/full-reimplementation-of-unet

This is a full implementation of UNet using TensorFlow low level API, high level API and Keras

Primary LanguagePythonMIT LicenseMIT

Full Re-implementation of UNet for Medical Image Segmentation

This is a full implementation of UNet using TensorFlow with low level API and high level API as well as Keras. This repository is still working in progress, things may be changed over time.

If you need to read detailed description of UNet architecture, please refer to journal article which was proposed by Ronneberger et al. U-Net: Convolutional Networks for Biomedical Image Segmentation

Dataset: LUNA 2016 lung segmentation (due to the limited hardware resources, only use part of the dataset)

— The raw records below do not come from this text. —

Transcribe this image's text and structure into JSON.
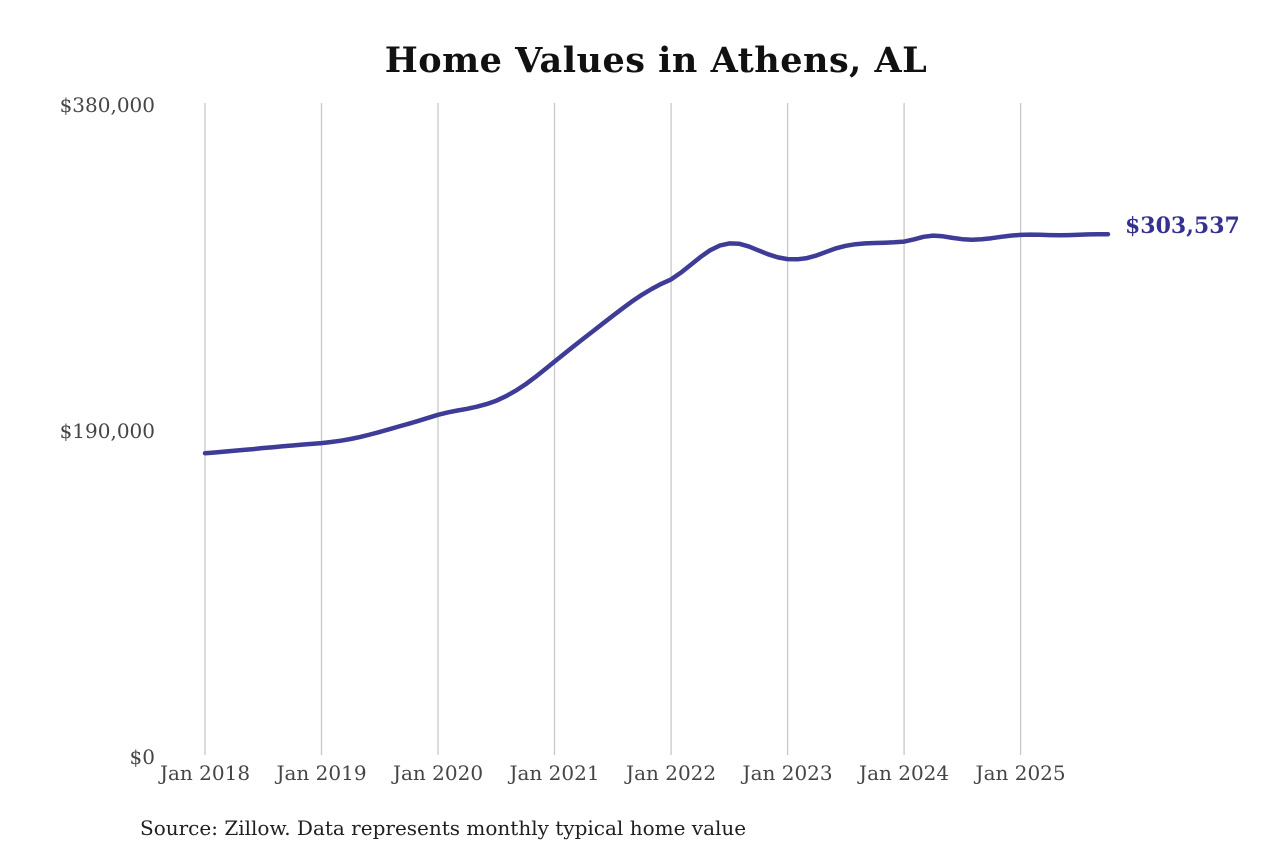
{
  "title": "Home Values in Athens, AL",
  "source_note": "Source: Zillow. Data represents monthly typical home value",
  "end_label": "$303,537",
  "colors": {
    "line": "#3e3c96",
    "end_label": "#34318f",
    "grid": "#c8c8c8",
    "axis_text": "#454545",
    "title_text": "#111111",
    "source_text": "#1f1f1f",
    "background": "#ffffff"
  },
  "chart_data": {
    "type": "line",
    "title": "Home Values in Athens, AL",
    "xlabel": "",
    "ylabel": "",
    "legend": "none",
    "grid": "vertical-only",
    "frequency": "monthly",
    "x_start": "Jan 2018",
    "x_end": "Oct 2025",
    "ylim": [
      0,
      380000
    ],
    "y_ticks": [
      0,
      190000,
      380000
    ],
    "y_tick_labels": [
      "$0",
      "$190,000",
      "$380,000"
    ],
    "x_tick_labels": [
      "Jan 2018",
      "Jan 2019",
      "Jan 2020",
      "Jan 2021",
      "Jan 2022",
      "Jan 2023",
      "Jan 2024",
      "Jan 2025"
    ],
    "x_tick_month_indices": [
      0,
      12,
      24,
      36,
      48,
      60,
      72,
      84
    ],
    "final_value": 303537,
    "series": [
      {
        "name": "Monthly typical home value",
        "values": [
          175900,
          176300,
          176800,
          177300,
          177800,
          178300,
          178900,
          179400,
          179900,
          180400,
          180900,
          181300,
          181800,
          182400,
          183200,
          184200,
          185400,
          186800,
          188300,
          189900,
          191500,
          193100,
          194800,
          196500,
          198300,
          199700,
          200800,
          201800,
          203000,
          204500,
          206500,
          209100,
          212300,
          216000,
          220200,
          224700,
          229300,
          233900,
          238400,
          242800,
          247200,
          251600,
          256000,
          260300,
          264400,
          268200,
          271600,
          274600,
          277200,
          281100,
          285600,
          290100,
          294100,
          296900,
          298200,
          298000,
          296400,
          294100,
          291800,
          290000,
          289000,
          288900,
          289600,
          291200,
          293300,
          295300,
          296800,
          297700,
          298200,
          298400,
          298600,
          298800,
          299200,
          300500,
          302000,
          302700,
          302300,
          301400,
          300600,
          300300,
          300600,
          301200,
          302000,
          302700,
          303100,
          303300,
          303200,
          303000,
          302900,
          303000,
          303200,
          303400,
          303500,
          303537
        ]
      }
    ]
  }
}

Differences compared to original paper

This code can be trained to segmenting arbitrary sizes/shapes of images. However, one should be noticed that there are some differences between this code and the original one described by the UNet proposer:

  • The original paper used "relu" as activation function followed by every convolution, while I used "elu" here so as to avoid dying relu caused by relu operation; (Notice that this might not necessarily happen in UNet architecture if one trains the model with certain depth)
  • Using "Adam" optimizer instead of "SGD" for better convergence. If you want to train the model with SGD you can change it in the code;
  • Using "same" padding instead of "valid" padding so as to make the final output have the same size as input images;
  • Adding "Batch Normalization" to accelerate training, reduce internal covariant shift, allow use of saturating non-linearities and higher learning rates, refer here to check why we use BN in deep CNN; TODO
  • As this code is tested on a binary dataset, so I used "sigmoid" as final activation function to generate output instead of pixel-wise softmax mentioned in the paper;
  • Besides, I did not calculate the loss using cross entropy. Instead, dice-loss was applied.

How to use the code

Description of files and directories
  • data (directory): please put your own images and masks data here, but you should note that you might need to change the code in order to read data correctly.
  • unet (directory): this is the implementation code of tensorflow low level api
    • "loss.py": python file that defines loss functions
    • "unet_components": python file that defines convolution op, pooling op, deconvolution op, weights and biases initialization
    • "unet_model": defines whole process of how to train UNet architecture
    • "predict.py": load trained model and then use it to predict validation/test images
    • "metrics.py": define the function of "intersection over union" for evaluating the segmentation results
  • "utils.py": defines functions used to get images and masks paths and dataloader function
  • "train.py": run this file to train TF low level api implementation of UNet
  • "unet_tf.py": tensorflow high level api implementation of UNet, run this file to directly train the model
  • "unet_keras.py": keras implementation of UNet, run this file to directly train the model
  • "predict_keras.py": used to predict images using trained model by Keras
Tips for modifying hyper-parameters to successfully run the code
  • If you want to use this code to train on your own dataset quickly, you can directly modify corresponding hyperparameters in "unet_keras.py" and "unet_tf.py" with correct dataloader;
  • Otherwise, if you would like to train it using tf low level api, changes can be mainly made to __init__ part in "unet_model.py";

Results

Segmentation results with TF Low Level API

Training loss and mIOU

Segmentation results with TF High Level API

Training loss and mIOU

Segementation results with Keras

The left image is the ground truth while the right image is the segmentation result.

Training loss and mIOU

Python Libraries Required to Run the Code

  • tensorflow-gpu==1.14
  • keras==2.2.4
  • scikit-image==0.15.0
  • tqdm==4.32.1
  • numpy==1.16.4

Note: it is better to create a virtual environment in case there are conflicts between different projects. Moreover, this code has been successfully run on Windows and trained via Nvidia GTX1060, GTX1080 and GTX1080Ti with variant batch size.